A car runs over the base of a traffic pylon, sending it spinning into the ditch. Had that plastic orange cone been a pedestrian, they’d had suffered very sore toes!
Large oncoming objects
A novice driver was at the controls. The learner was a little nervous, a little cautious, but generally doing fine. In other words, a typical new driver.
Except that, as he was warned, he kept steering too far toward the passenger side of the road.
Experienced drivers know that’s natural. Oncoming traffic, especially trucks and busses, can be very threatening. We all have an instinct, as wrong as it is, to move away from them, to drift toward the other side.

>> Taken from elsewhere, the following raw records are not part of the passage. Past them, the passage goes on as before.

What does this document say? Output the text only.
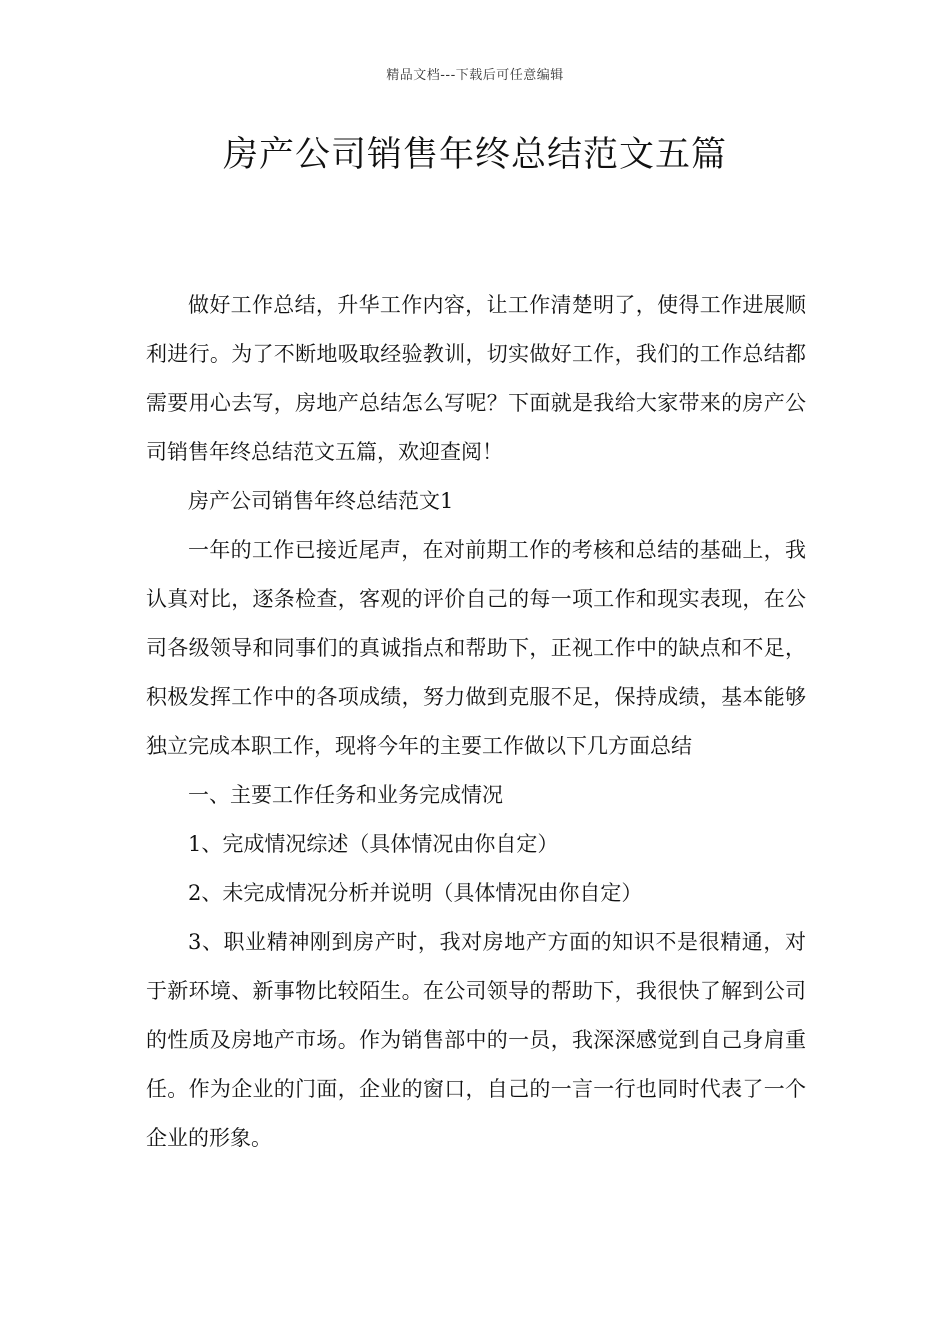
精品文档---下载后可任意编辑
房产公司销售年终总结范文五篇

做好工作总结，升华工作内容，让工作清楚明了，使得工作进展顺利进行。为了不断地吸取经验教训，切实做好工作，我们的工作总结都需要用心去写，房地产总结怎么写呢？下面就是我给大家带来的房产公司销售年终总结范文五篇，欢迎查阅！

房产公司销售年终总结范文1

一年的工作已接近尾声，在对前期工作的考核和总结的基础上，我认真对比，逐条检查，客观的评价自己的每一项工作和现实表现，在公司各级领导和同事们的真诚指点和帮助下，正视工作中的缺点和不足，积极发挥工作中的各项成绩，努力做到克服不足，保持成绩，基本能够独立完成本职工作，现将今年的主要工作做以下几方面总结

一、主要工作任务和业务完成情况

1、完成情况综述（具体情况由你自定）

2、未完成情况分析并说明（具体情况由你自定）

3、职业精神刚到房产时，我对房地产方面的知识不是很精通，对于新环境、新事物比较陌生。在公司领导的帮助下，我很快了解到公司的性质及房地产市场。作为销售部中的一员，我深深感觉到自己身肩重任。作为企业的门面，企业的窗口，自己的一言一行也同时代表了一个企业的形象。
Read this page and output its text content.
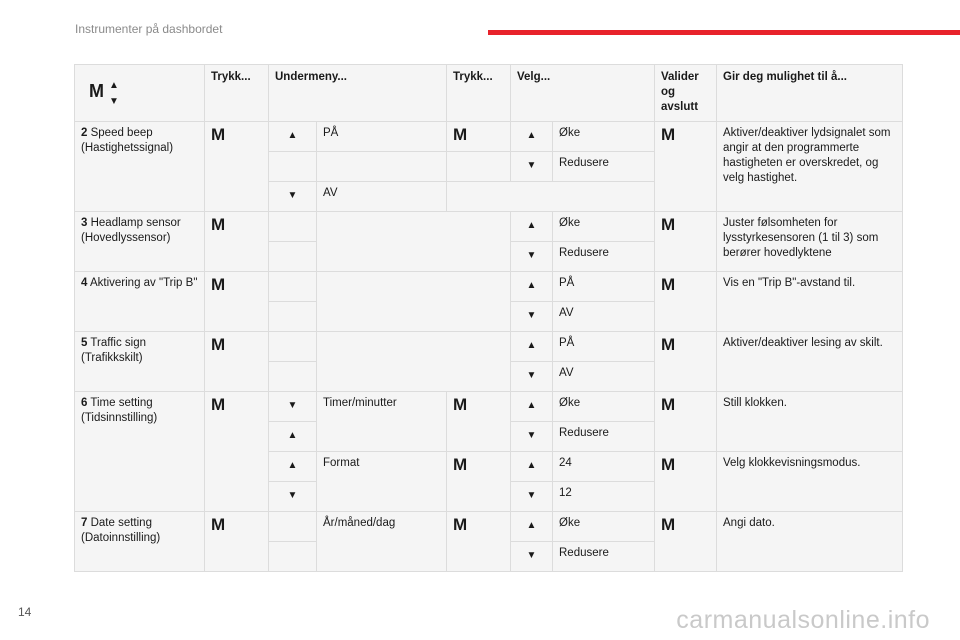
Instrumenter på dashbordet
M ▲
▼	Trykk...	Undermeny...		Trykk...	Velg...		Valider og avslutt	Gir deg mulighet til å...
2 Speed beep (Hastighetssignal)	M	▲	PÅ	M	▲	Øke	M	Aktiver/deaktiver lydsignalet som angir at den programmerte hastigheten er overskredet, og velg hastighet.
					▼	Redusere		
		▼	AV					
3 Headlamp sensor (Hovedlyssensor)	M				▲	Øke	M	Juster følsomheten for lysstyrkesensoren (1 til 3) som berører hovedlyktene
					▼	Redusere		
4 Aktivering av "Trip B"	M				▲	PÅ	M	Vis en "Trip B"-avstand til.
					▼	AV		
5 Traffic sign (Trafikkskilt)	M				▲	PÅ	M	Aktiver/deaktiver lesing av skilt.
					▼	AV		
6 Time setting (Tidsinnstilling)	M	▼	Timer/minutter	M	▲	Øke	M	Still klokken.
		▲			▼	Redusere		
		▲	Format	M	▲	24	M	Velg klokkevisningsmodus.
		▼			▼	12		
7 Date setting (Datoinnstilling)	M		År/måned/dag	M	▲	Øke	M	Angi dato.
					▼	Redusere		
14	carmanualsonline.info
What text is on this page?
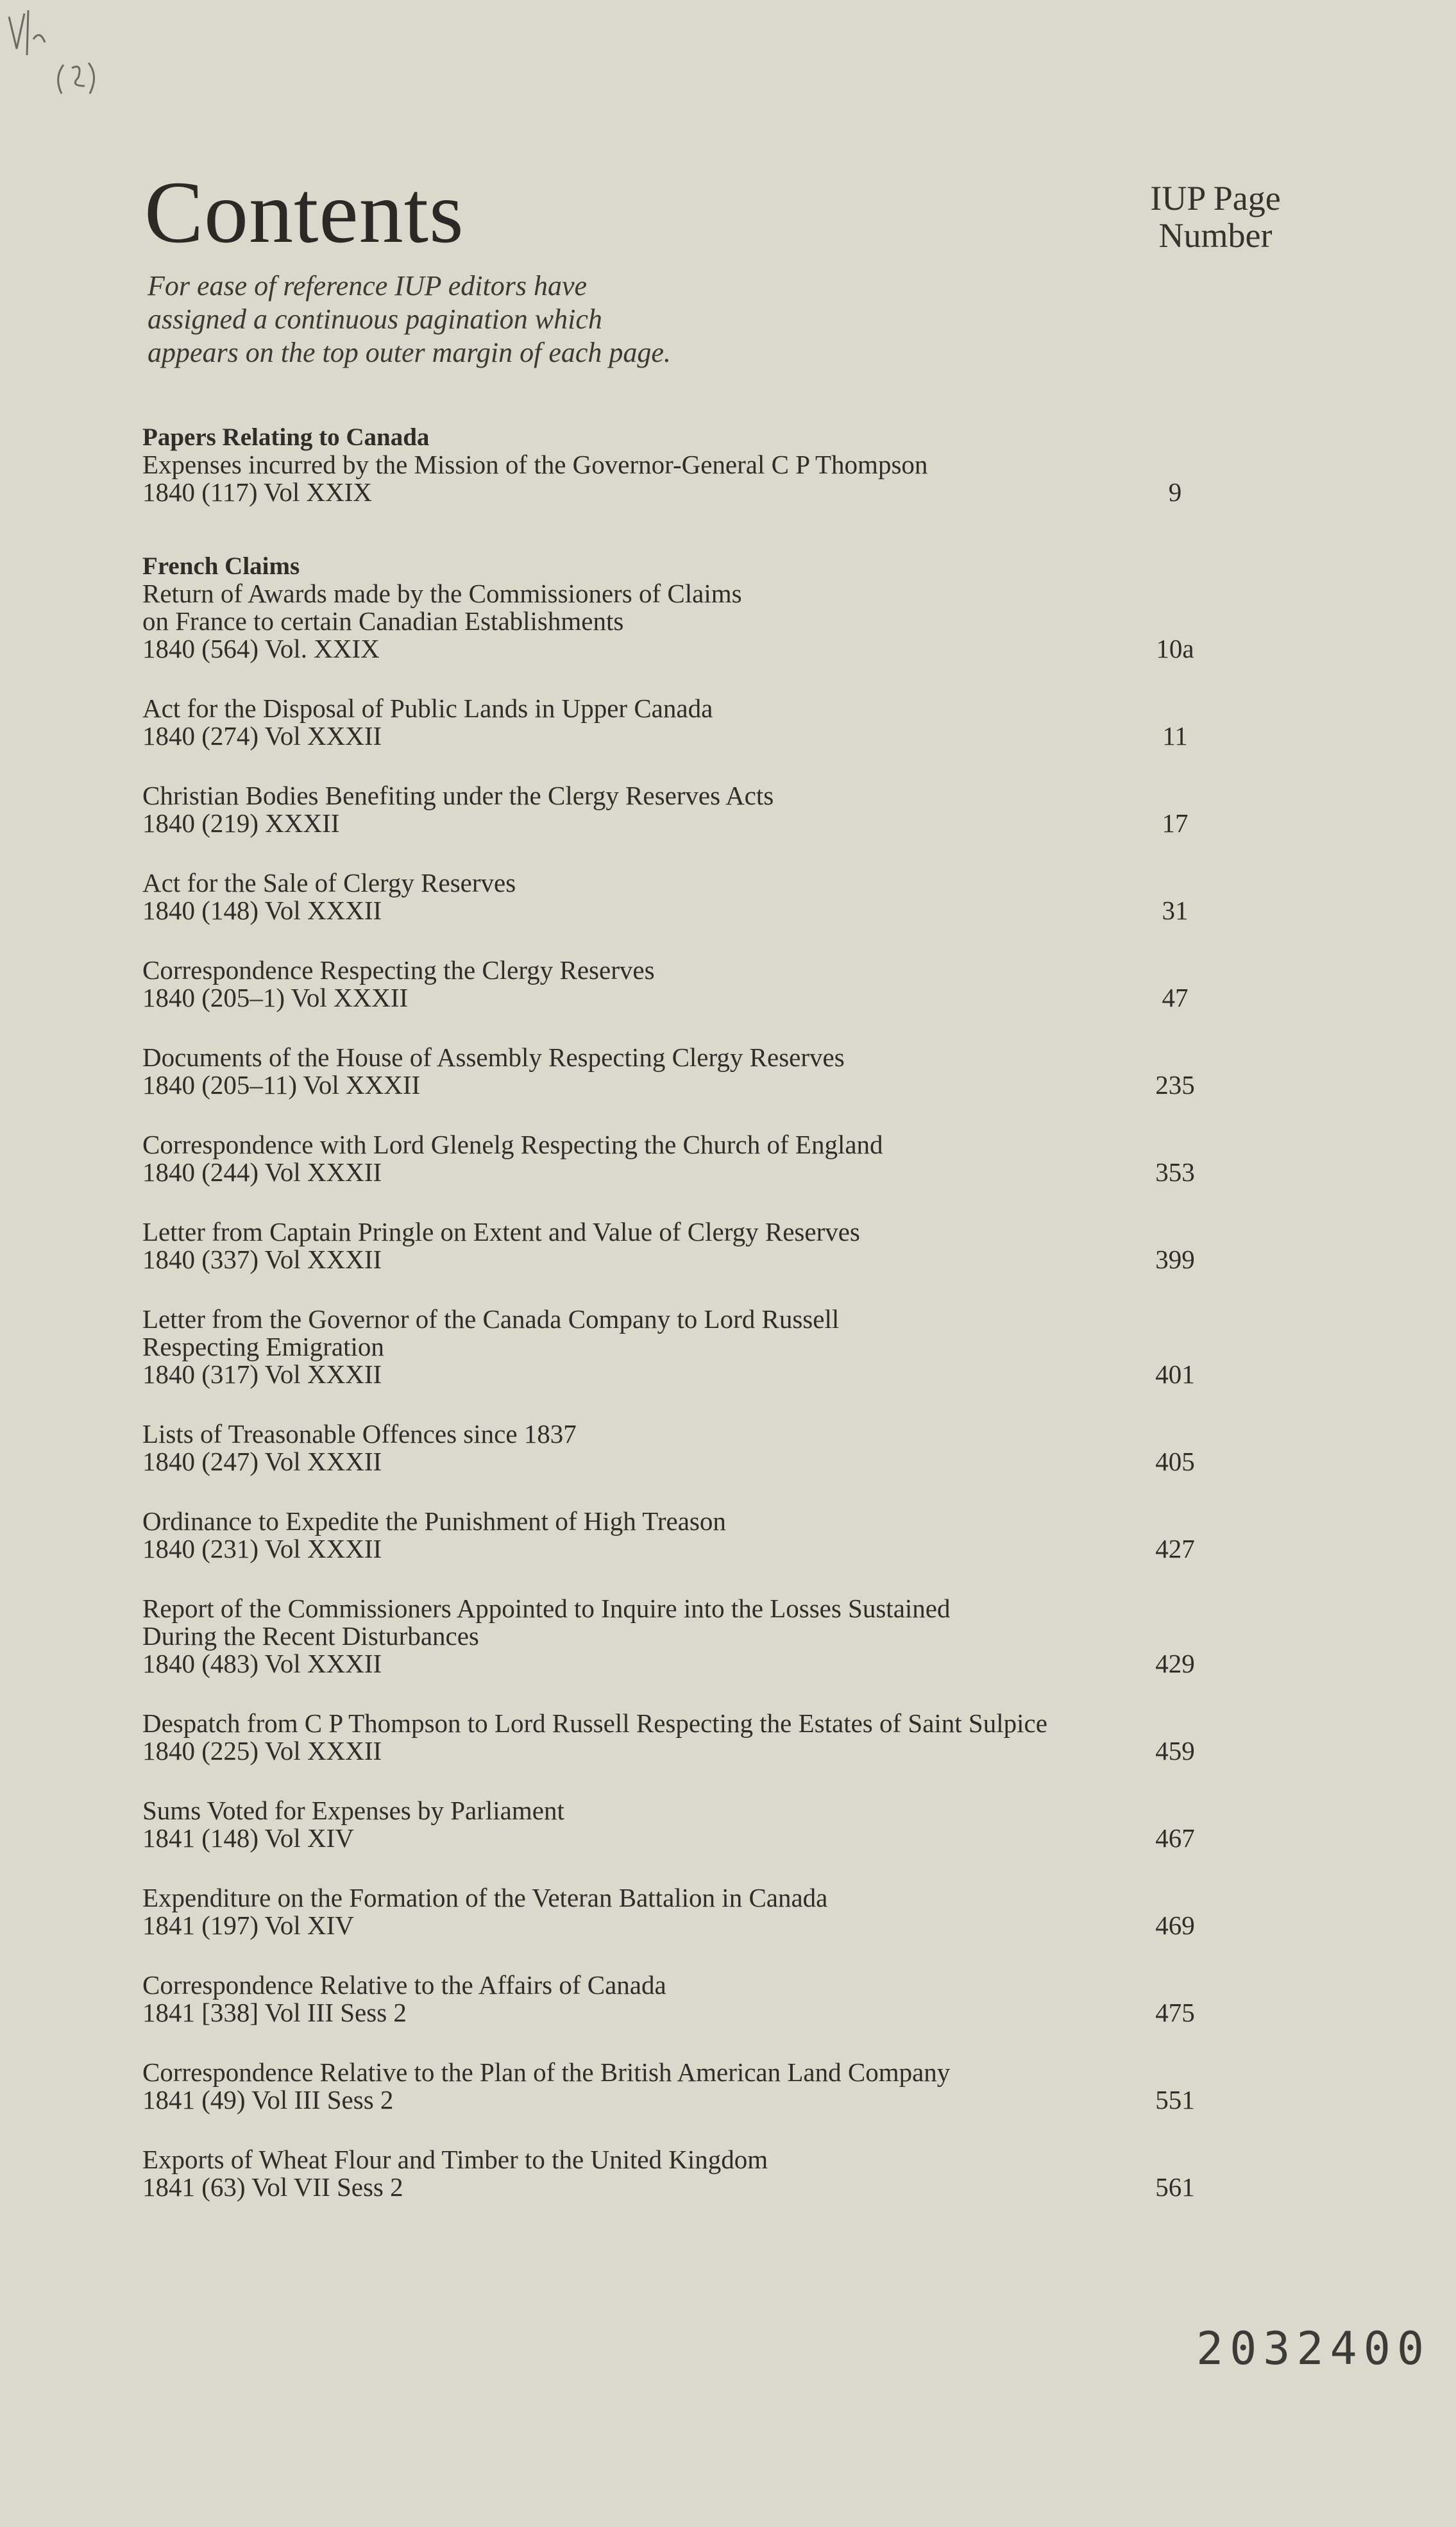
Contents	IUP Page
Number
For ease of reference IUP editors have
assigned a continuous pagination which
appears on the top outer margin of each page.
Papers Relating to Canada
Expenses incurred by the Mission of the Governor-General C P Thompson
1840 (117) Vol XXIX	9
French Claims
Return of Awards made by the Commissioners of Claims
on France to certain Canadian Establishments
1840 (564) Vol. XXIX	10a
Act for the Disposal of Public Lands in Upper Canada
1840 (274) Vol XXXII	11
Christian Bodies Benefiting under the Clergy Reserves Acts
1840 (219) XXXII	17
Act for the Sale of Clergy Reserves
1840 (148) Vol XXXII	31
Correspondence Respecting the Clergy Reserves
1840 (205–1) Vol XXXII	47
Documents of the House of Assembly Respecting Clergy Reserves
1840 (205–11) Vol XXXII	235
Correspondence with Lord Glenelg Respecting the Church of England
1840 (244) Vol XXXII	353
Letter from Captain Pringle on Extent and Value of Clergy Reserves
1840 (337) Vol XXXII	399
Letter from the Governor of the Canada Company to Lord Russell
Respecting Emigration
1840 (317) Vol XXXII	401
Lists of Treasonable Offences since 1837
1840 (247) Vol XXXII	405
Ordinance to Expedite the Punishment of High Treason
1840 (231) Vol XXXII	427
Report of the Commissioners Appointed to Inquire into the Losses Sustained
During the Recent Disturbances
1840 (483) Vol XXXII	429
Despatch from C P Thompson to Lord Russell Respecting the Estates of Saint Sulpice
1840 (225) Vol XXXII	459
Sums Voted for Expenses by Parliament
1841 (148) Vol XIV	467
Expenditure on the Formation of the Veteran Battalion in Canada
1841 (197) Vol XIV	469
Correspondence Relative to the Affairs of Canada
1841 [338] Vol III Sess 2	475
Correspondence Relative to the Plan of the British American Land Company
1841 (49) Vol III Sess 2	551
Exports of Wheat Flour and Timber to the United Kingdom
1841 (63) Vol VII Sess 2	561
2032400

The pylons and people over there don’t appear nearly as menacing. In fact, because they’re in our peripheral vision, we don’t realize how close we may come to hitting them.
Ignoring quiet workers
The workplace is not very different. One’s boss, for instance, is like a bus, a large threatening oncoming object. So we take special care not to collide.
It’s the same with the louder, more demanding people in the office.
On the other hand, it’s easy to ignore those quiet individuals who are off to the side.
Rationally we understand that they are valuable, productive, important human beings. But because they don’t pose as obvious a threat, they tend to be less visible, maybe just a blur in our peripheral vision.
So it’s easy to drive over their toes. Easy to run them down.
Saving knowledge capital
That’s why the most progressive workplaces make special efforts to pay attention to these people. Smart leaders spend time with them, ask for their opinions, solicit their feedback.
They find out about their ideas for greater productivity. They ask about their concerns. They discover their frank opinions about change and progress.
In doing so, they increase the accumulated wisdom of the organization, and at the same time transform the standing of these individuals in the workplace from passive functionaries to active assets.
From pylons, you might say, into people.